Democrats move to block unemployment benefits extension
Democrats in the Senate are currently blocking a move that would attach retroactive unemployment pay to a tax cut bill. The unemployment measure would revive benefits for those whose payments ran out late last year.
Senator Dean Heller (R-Nev.) co-authored legislation that revives expired unemployment benefits and includes retroactive pay. Heller attempted to tie this legislation to another bill that would cut taxes.
“That’s not going to happen. There just isn’t the appetite I had expected on the Left to address the issue,” said Heller in an interview with the Washington Examiner.
This move by Democrats flies in the face of what the party has been publicly saying, as the left has consistently lambasted House Republicans for their refusal to pass an extension of jobless pay.
Senator Harry Reid, in his usual conspiracy laden rhetoric, took the time to blame the Koch brothers for Senate Republicans’ move to extend unemployment federal benefits.
“Charles and David Koch aren’t concerned with the long-term unemployment families, and so Republicans that they sponsor in the House of Representatives are content to do nothing for the long-term unemployed,” said Reid in a speech on the Senate floor.
Republicans have refused to pass any unemployment extension unless there are job creation provisions within the legislation. The tax cut bill with the included extension would pass the muster of the House and help out millions of Americans.
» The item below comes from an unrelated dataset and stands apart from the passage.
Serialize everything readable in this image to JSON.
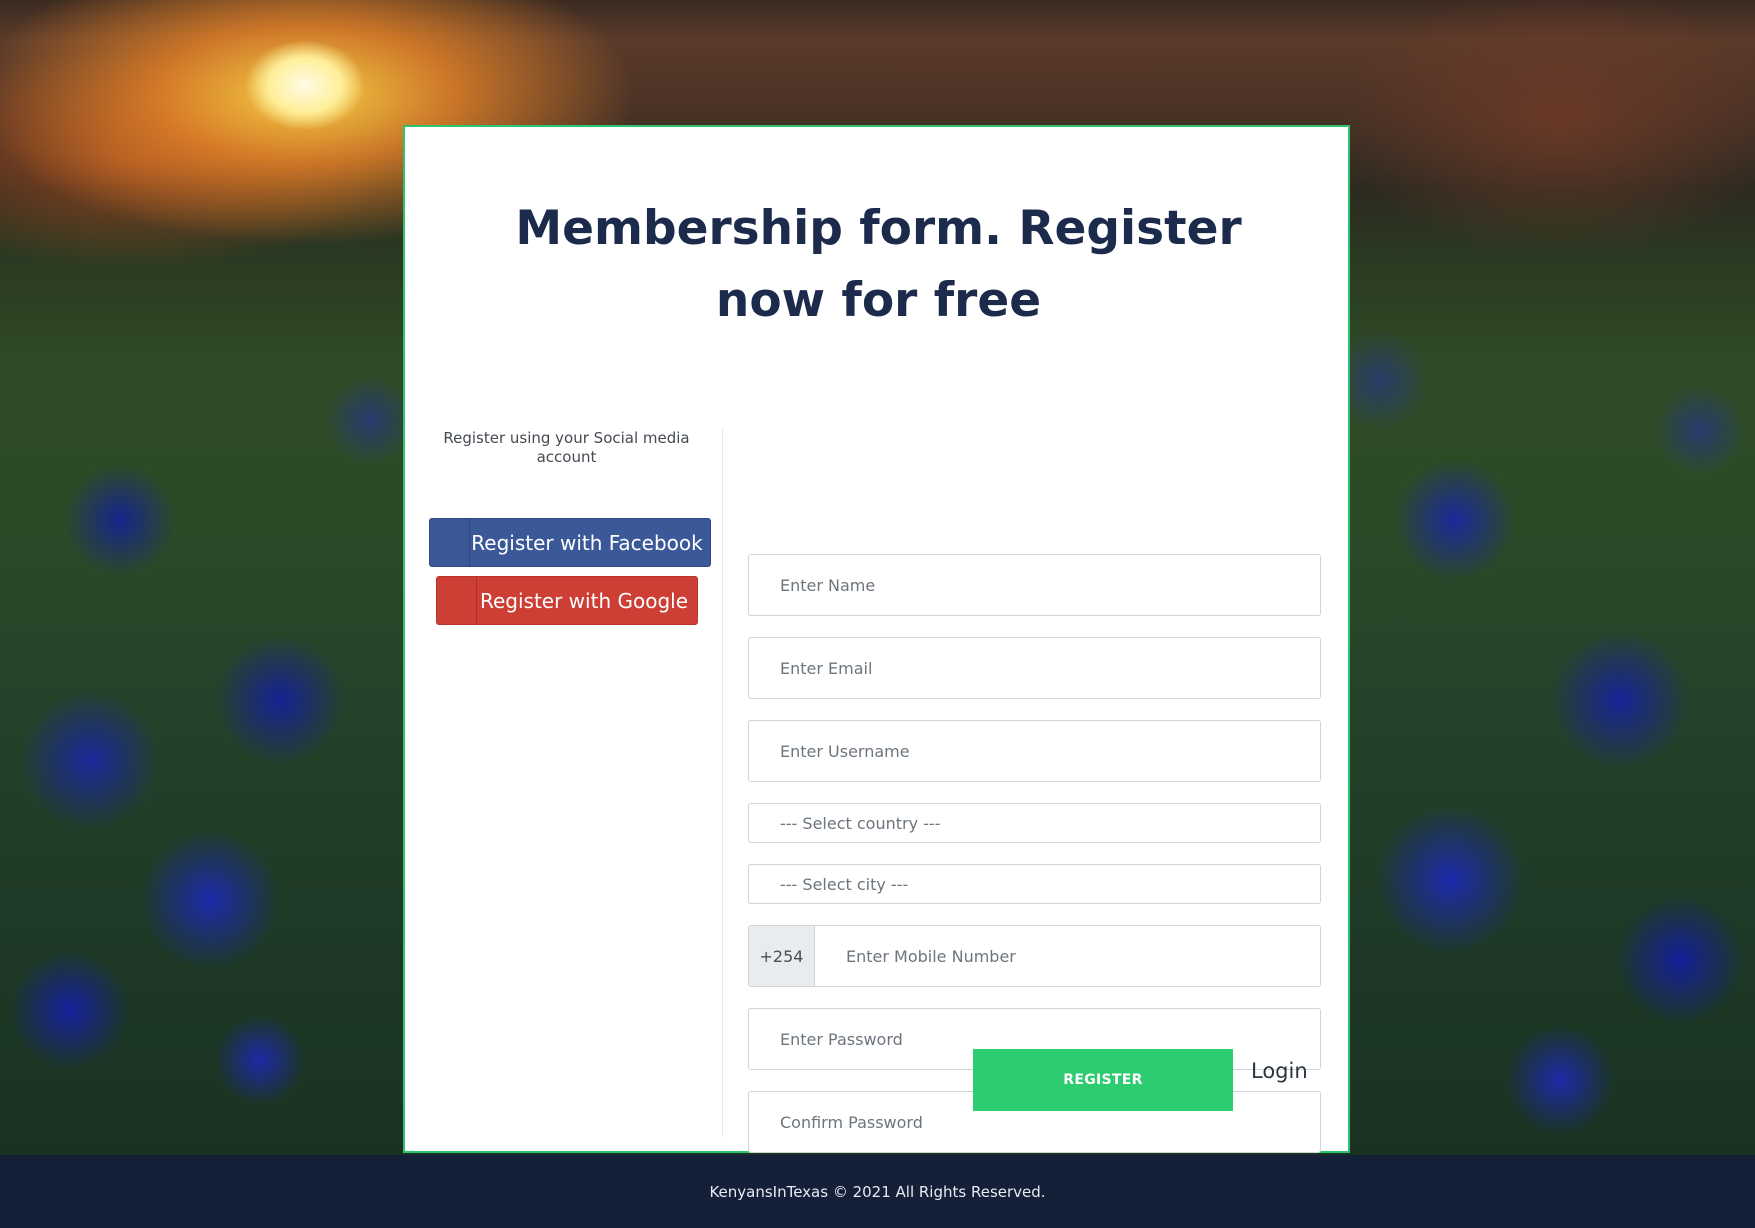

In this way, Republicans have held up their end of the bargain, it is just that job creating tax cuts are not something that the Democratic Party wants to take up right now.
“Nothing has been ruled out on the extenders bill, but anyone who wants to pass UI should be focused on pressuring Speaker Boehner, who has the Senate Passed bill sitting in his lap,” said Adam Jentleson, a spokesman for Harry Reid.
If Reid allowed Heller’s bill to go to a vote for passage, both the GOP and the Democratic Party would get what they want out of the situation.
It seems as if the ball is now in the court of Senate Democrats, as failure to pass Heller’s bill would be an act of abject partisanship.
“They haven’t lost the enthusiasm on the issue. They just think this isn’t the vehicle by which to get it done,” said Heller of Senate Democrats.
At this point in time it is becoming increasingly obvious that Democratic demands for an extension to unemployment benefits is nothing more than political posturing in order to win votes this fall. Thus, a Republican solution that is structured in a bipartisan manner will not do, as Democrats want to take credit for any extension.